Prime rental growth across all central London submarkets amounted to an average of 3% in 2019. This mirrors the same average growth rate as in 2018, however the significant shift in the dynamics of supply and demand is starting to put upward pressure on rents, more noticeable in the highly sought-after locations.
Prime Grade A rents in the City East submarket covering the Aldgate and St Katharine Docks area increased by 13% in 2019, to £65.00 per sq ft. This was the big biggest rental movement recorded in 2019. Led by the delivery of new buildings to the market, it is not expected to see such level of growth in 2020. Double-digit growth of 11% was recorded for Grade A rents in the Docklands market, now at £52.50 per sq ft. Both these rental levels set new highs for these areas. Whilst not a new high, prime rents in the City core have nudged up to £70.00 per sq ft. This is the first time since 2017 that this level has been achieved. Elsewhere, in the City market the outer fringe areas of Clerkenwell/Farringdon and Old Street have both realised more growth over the year – 3% and 7% respectively. Both of which have turned the dial higher and set new rental levels akin to those commanded in districts of the West End.
Mayfair and St James’s continue to take the top spot at £120.00 per sq ft, this represents a 4 % increase over the year. Other West End submarket movers include Grade A rents in King’s Cross/Euston climbing by 3% to £80.00 per sqft and Paddington also increasing by 3% to £77.50 per sq ft. Whilst prime Grade A rental growth has been recorded in only 3 out of the 8 West End submarkets, we expect this to change in 2020, as the volume of available space continues to tighten.
Both the Southbank and Midtown have seen prime Grade A rents step up by 4%, and are now level pegged at £72.50 per sq ft. Yet a dearth of available prime space in these markets will see further pressure to increase in 2020, but equally should spur on developers to kick-start new development.

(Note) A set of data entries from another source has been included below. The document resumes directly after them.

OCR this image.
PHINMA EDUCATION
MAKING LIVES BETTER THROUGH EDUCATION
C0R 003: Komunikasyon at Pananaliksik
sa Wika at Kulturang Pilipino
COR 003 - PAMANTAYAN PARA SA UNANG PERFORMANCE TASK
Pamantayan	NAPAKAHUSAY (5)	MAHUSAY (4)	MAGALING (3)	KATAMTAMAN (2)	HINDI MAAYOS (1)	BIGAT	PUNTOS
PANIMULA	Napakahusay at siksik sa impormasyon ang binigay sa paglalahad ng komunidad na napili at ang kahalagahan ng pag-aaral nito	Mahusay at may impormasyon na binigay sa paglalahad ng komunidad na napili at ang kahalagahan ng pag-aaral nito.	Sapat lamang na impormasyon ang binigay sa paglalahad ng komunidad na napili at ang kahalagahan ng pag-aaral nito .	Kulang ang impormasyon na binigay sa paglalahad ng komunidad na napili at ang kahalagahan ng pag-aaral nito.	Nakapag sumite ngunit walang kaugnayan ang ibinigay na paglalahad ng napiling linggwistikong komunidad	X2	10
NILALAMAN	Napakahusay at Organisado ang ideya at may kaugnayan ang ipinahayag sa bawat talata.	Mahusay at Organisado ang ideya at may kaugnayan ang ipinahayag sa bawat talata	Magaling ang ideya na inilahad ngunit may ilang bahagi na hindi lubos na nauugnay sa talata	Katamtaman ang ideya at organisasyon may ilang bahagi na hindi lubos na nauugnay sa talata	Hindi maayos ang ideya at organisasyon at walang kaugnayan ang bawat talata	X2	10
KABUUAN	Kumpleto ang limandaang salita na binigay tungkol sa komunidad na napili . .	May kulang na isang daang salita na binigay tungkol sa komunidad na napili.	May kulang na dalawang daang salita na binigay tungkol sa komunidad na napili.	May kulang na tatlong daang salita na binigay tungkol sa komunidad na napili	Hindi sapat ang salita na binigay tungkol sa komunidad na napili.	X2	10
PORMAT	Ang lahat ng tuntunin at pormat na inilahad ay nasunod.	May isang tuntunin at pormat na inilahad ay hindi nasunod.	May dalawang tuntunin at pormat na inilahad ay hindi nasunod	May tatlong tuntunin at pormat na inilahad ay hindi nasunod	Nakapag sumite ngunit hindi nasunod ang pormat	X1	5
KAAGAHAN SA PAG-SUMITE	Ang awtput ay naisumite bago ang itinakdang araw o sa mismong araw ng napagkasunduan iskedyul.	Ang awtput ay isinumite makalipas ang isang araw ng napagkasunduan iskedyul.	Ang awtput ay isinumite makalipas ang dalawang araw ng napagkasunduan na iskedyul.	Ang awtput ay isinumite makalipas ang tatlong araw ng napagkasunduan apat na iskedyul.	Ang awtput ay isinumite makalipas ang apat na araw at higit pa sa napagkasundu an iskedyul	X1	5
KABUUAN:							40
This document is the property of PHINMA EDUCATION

There was a noticeable shift in prime rental levels in 2019 with Grade B space. As highlighted in our Q3 edition of The Occupier. At year-end, Grade B rents moved out on average by 2%, with Midtown having the greatest rise of 13% to £65.00 per sq ft.
In the West End, the traditional submarkets of Mayfair/St James’s, North of Oxford Street, Soho and even King’s Cross/Euston have ratcheted up 3-4% of Grade B rental growth. The majority of submarkets are expected to succumb to more growth in the year ahead. As the pace of demand and volume of availability diverge, rental increases become inevitable.
20:20 VISION FOR 2020
Since the results of the EU referendum were announced in 2016 the start to a new year has been viewed with much apprehension by the business community. Lack of clarity and direction of Brexit, the impact it would have on workers, the bottom line or even how far in the future could plans be made, impacted confidence levels. This year the certainty is that Brexit has now happened, but that does not spell the end to the process. The rest of 2020 will see the UK’s future relationship with the EU be the main discussion point. The conclusion of which will affect the way we trade, work, travel, study, and reside with our EU neighbours.
Our research has shown that businesses across London have been more than resilient to the murkiness of recent politics, with leasing levels above average for the past three years. We don’t expect to see the degree of interest in London offices to dissipate over the course of this year, but satisfying requirements in a supply constrained market will no doubt make it more difficult to secure the right space, at the right time, at the right price. As such tenants with a renewed level of confidence will have their focus beyond 2020 or even 2021, commencing property searches at an earlier stage. Ramping up the competition for both current and future spaces, making the navigation of the market a little trickier for tenants.